Orchestral Castanets are fun to play but they take a bit of practice to learn how to play well. To play the castanets, hold them by the handles and keep one finger touching the top castanet. You then strike the castanet against your knee. You can play the castanets one at a time or together. I like the sound of both castanets playing at once so usually I’ll always play my castanet rhythms with two hands at once for a fuller more “castanetty” sound.
Take a look at this video for a quick castanet lesson and a great view of a windsurfer taking a nose dive.
The Castanet Roll
To play a roll you produce both a down stroke sound against your knee and an up stroke sound that is made as you lift the castanet up and the bottom piece on the castanet slaps upward and hits the top. Hold the top half of the castanets with your extended forefinger in contact with the top half applying slight downward pressure. Practice playing with one hand at a time to develop an even sound and then play both hands together to produce a thick castanet roll sound.
What Castanets Should You Use?
Here’s what I play:
I use the Frank Epstein Castanets that are made of rose wood and fastened to handles that Frank makes very well.
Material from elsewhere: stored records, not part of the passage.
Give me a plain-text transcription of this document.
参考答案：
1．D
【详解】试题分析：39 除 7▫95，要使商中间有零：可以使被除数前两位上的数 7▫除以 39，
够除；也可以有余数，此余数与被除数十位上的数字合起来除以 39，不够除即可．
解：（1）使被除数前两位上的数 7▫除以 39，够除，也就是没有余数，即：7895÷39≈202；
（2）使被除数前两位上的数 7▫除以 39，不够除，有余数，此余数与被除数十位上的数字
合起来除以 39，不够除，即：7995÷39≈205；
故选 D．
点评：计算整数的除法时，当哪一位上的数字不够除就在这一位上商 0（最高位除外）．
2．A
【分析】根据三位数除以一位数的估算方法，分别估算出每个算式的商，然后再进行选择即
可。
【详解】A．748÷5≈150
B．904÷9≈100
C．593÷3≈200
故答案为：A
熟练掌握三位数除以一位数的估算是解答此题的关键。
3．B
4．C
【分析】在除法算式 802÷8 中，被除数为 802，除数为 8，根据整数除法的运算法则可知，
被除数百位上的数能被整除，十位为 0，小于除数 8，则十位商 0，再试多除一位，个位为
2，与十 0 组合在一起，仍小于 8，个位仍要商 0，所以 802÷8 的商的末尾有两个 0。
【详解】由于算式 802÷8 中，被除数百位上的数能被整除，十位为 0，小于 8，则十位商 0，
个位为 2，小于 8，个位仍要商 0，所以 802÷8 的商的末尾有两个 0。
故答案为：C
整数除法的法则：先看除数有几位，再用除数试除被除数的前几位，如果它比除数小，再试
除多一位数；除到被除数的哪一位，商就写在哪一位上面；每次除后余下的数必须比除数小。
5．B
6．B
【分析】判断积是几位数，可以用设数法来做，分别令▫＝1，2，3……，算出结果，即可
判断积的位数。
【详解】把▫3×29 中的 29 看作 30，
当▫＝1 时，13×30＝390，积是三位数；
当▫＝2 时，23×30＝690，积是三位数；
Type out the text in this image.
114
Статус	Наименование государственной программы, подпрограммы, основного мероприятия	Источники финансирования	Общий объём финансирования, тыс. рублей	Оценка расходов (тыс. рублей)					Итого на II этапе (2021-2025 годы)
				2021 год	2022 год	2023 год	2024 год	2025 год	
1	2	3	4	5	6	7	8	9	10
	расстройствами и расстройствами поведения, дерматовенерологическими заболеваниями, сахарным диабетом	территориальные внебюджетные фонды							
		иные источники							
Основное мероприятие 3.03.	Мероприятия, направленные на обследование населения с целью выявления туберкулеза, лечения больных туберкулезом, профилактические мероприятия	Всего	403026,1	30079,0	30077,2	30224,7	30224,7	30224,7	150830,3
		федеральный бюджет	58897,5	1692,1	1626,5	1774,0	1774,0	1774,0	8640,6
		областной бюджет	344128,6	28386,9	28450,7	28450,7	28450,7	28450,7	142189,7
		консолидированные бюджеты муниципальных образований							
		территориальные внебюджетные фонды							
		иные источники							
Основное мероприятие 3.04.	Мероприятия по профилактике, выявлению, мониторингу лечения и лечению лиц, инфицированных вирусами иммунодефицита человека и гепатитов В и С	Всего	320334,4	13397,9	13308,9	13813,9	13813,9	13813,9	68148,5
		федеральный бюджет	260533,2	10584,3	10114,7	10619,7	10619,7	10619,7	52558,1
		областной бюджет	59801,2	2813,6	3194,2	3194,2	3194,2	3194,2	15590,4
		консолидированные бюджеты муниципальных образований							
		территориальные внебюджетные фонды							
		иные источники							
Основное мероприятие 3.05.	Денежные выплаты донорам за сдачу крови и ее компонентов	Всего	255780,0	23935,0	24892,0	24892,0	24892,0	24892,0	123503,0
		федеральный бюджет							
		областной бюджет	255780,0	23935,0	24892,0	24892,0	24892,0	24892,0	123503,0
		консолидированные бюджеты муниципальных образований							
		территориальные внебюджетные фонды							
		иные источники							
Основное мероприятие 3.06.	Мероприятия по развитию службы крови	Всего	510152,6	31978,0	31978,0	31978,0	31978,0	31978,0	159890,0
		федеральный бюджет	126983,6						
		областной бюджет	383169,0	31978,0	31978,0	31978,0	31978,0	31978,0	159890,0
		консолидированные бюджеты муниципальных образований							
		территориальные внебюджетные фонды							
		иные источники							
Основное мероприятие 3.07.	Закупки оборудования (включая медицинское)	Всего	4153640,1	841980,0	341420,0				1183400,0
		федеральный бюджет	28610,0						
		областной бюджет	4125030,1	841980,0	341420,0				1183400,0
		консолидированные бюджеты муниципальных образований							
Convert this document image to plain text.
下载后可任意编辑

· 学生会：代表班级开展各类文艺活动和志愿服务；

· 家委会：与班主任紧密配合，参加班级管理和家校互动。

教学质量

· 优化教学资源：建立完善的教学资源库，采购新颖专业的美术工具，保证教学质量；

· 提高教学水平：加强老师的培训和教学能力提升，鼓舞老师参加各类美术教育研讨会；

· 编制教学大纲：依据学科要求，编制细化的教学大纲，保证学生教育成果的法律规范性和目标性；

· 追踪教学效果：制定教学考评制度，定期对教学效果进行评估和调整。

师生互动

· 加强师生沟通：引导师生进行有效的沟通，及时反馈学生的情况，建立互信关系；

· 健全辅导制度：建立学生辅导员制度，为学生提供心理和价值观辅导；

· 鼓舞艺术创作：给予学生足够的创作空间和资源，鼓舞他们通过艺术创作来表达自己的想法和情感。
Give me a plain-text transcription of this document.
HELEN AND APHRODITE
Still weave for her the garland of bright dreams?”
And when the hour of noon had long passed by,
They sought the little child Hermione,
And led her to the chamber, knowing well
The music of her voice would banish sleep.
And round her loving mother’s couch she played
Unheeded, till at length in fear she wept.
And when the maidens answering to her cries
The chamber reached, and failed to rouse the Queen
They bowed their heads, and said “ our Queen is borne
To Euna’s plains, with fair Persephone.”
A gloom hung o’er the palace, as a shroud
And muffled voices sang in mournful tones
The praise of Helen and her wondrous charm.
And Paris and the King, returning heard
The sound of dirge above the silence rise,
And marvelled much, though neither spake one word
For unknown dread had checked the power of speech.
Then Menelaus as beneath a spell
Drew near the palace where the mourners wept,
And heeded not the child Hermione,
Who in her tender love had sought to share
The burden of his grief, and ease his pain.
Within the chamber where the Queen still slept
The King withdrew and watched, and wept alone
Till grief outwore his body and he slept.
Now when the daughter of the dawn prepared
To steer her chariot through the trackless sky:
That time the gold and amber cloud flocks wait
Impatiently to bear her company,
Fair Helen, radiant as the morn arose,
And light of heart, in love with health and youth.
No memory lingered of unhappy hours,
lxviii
The castanets are held in place with an elastic and you may find that they are really tight when you first get them and a little hard to play. All that’s required is a break in period and they will loosen up as you practice.
You can find Frank’s castanets for purchase at his site, along with a Castanet playing machine that holds the instruments in place so that you can play with your hands if you don’t have the time to pick them up to play against your knee. I’m playing the medium sized castanets in the video and he has a larger pair and a smaller pair available too along with a handy carrying case that will protect your investment.
Thanks to Eldon and his flying windsurfer for his cameo appearance in the video on this blustery day on the St Lawrence River.